= Neilank Jha =

Canadian neurosurgeon

Neilank Jha (नीलंक झा) is a Canadian neurosurgeon specializing in concussions. Based in the city of Toronto, Neilank Jha established KonKussion, a hotline to address concussion injuries, which is staffed by neurosurgeons and neurologists to provide medical prognoses and treatment plans to physicians and nurses. In addition, Jha has pioneered clinical management guidelines for concussions through working with others in his field, internationally. Neilank Jha also established the first academic journal dedicated to the research of concussions.

== Early life and career ==
Neilank was born in Edmonton, Alberta and grew up in Regina, Saskatchewan where he had a passion for playing hockey.
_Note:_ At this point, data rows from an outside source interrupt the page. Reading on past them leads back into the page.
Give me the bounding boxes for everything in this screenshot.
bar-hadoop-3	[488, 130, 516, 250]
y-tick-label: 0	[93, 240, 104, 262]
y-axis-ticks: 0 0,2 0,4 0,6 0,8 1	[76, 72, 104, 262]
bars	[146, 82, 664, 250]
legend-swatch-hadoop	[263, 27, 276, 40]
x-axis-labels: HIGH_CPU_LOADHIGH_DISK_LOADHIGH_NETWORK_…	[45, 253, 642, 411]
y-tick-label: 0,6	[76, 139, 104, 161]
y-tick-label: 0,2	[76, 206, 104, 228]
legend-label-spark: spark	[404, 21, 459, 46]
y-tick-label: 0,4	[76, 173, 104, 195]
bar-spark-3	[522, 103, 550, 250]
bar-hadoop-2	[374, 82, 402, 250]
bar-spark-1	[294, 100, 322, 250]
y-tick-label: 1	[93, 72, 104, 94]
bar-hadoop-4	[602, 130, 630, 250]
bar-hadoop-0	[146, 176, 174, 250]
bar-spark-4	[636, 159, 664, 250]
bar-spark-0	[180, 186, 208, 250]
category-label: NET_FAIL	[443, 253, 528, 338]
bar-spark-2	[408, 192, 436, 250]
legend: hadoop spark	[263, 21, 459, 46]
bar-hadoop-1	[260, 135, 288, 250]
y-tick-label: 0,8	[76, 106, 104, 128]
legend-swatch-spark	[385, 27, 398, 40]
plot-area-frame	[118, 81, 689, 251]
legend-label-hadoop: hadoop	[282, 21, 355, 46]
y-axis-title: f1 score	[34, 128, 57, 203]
At age twelve, he moved to India, where he lived in an ashram until he was seventeen. Through his monastic experience in South Asia, Neilank Jha practiced asceticism, sleeping on the floor and owning only two sets of clothes.

Upon his return to Canada, Neilank pursued his undergraduate studies at the University of Toronto, medical school and neurosurgical residency at McMaster University, and spinal surgery fellowship at the University of Toronto.

At McMaster University, Neilank Jha was the chief resident in neurosurgery in 2010 when his mother, herself a nurse, suffered a concussion after falling down a flight of stairs. Her CAT scan was normal and she was diagnosed with a concussion and discharged from the hospital a few hours later and advised to return to work in a few days. She was unable to return to work as a nurse due to “persistent cognitive challenges and headaches”. Months later with no explanation for her persistent symptoms, no objective diagnostic tool or proven treatment she remained off work. This experience resulting in Neilank dedicating his life to concussion management and research, a departure from his extensive training in operating on the brain and spine.

Neilank has become an advocate for patients with concussions and has urged professional sports leagues to invest in R&D and better protocols to protect current and future athletes while also committing resources for retired athletes." Neilank has encouraged the responsible management of concussions in both athletes and non-athletes.

== Research ==
Neilank Chaired an International Concussion Conference in Toronto in September 2015 and published a white paper entitled ‘Solving the concussion crisis’, co-authored by others in the field. The publication "finalize[s] an international consensus by which concussive traumatic brain injuries are understood".

Neilank has conducted research evaluating the potential therapeutic benefit of cannabinoids in the management of traumatic brain injury. Early human studies have demonstrated encouraging results and additional studies are pending.

== KonKussion ==
Neilank Jha established KonKussion, a hotline to address concussion injuries, which is staffed by neurosurgeons and neurologists to provide medical prognoses and treatment plans to physicians and nurses. Neilank Jha personally attends to 200 concussion cases per week through KonKussion.